In Pictures and In Words Chapters 1-6

And we’re off……!

Thank you for joining us on this adventure!  I hope that during this book study  you either 1. nod your head in agreement, thinking “I do that!” or 2. Say, “I had no idea”, or even say, 3. “I think I’ll try that!”  Or you might say….no way, I can’t do that!! But, I tell you this lady, Katie Wood Ray, has written a few books about teaching writing to the littlest ones, and I think she’s figured it out!  So, if you haven’t stepped outside of your comfort zone for writing….now is your chance!  (I can tell you already, that I’ve already thought 2 of those things!)

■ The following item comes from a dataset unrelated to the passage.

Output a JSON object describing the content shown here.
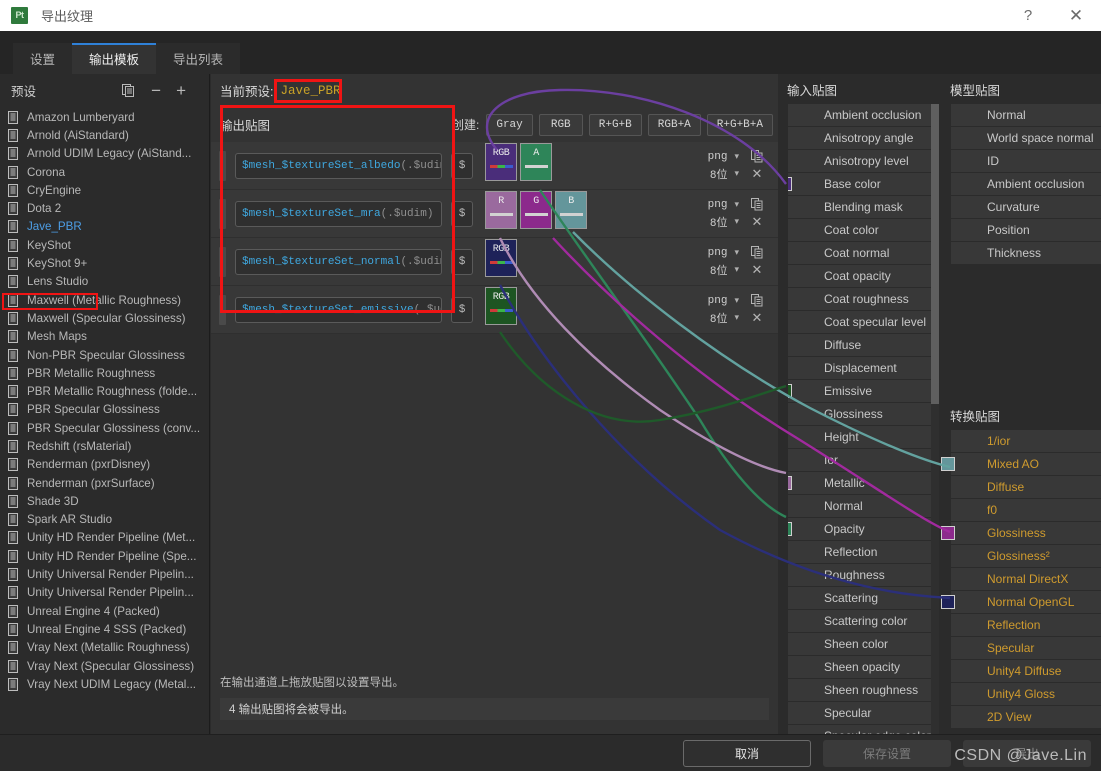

So, if you haven’t already checked in with Deedee…click below on her button for the chapter summaries:

Mrs. Wills Kindergarten

I’ve always been a firm believer that children can (and should) start writing on the VERY FIRST DAY of Kindergarten.  Stop the presses.  I know that you’re thinking that Jimmy can’t even hold a pencil, and Susie colors on her face, and Johnny is EATING the crayons.  It’s okay….take a deep breath, and remember…..they are FIVE.

Writing to a 5 year old is DRAWING.  They express their words through their sweet, adorable drawings!

Remember these two things….

1. Most children love to draw.  Give them the tools and they’ll figure out what to do.

2. Many children have drawn pictures before they have come to school.  It might look like scribbles, or it might be a drawing that you can decipher, but many have prior knowledge about drawing.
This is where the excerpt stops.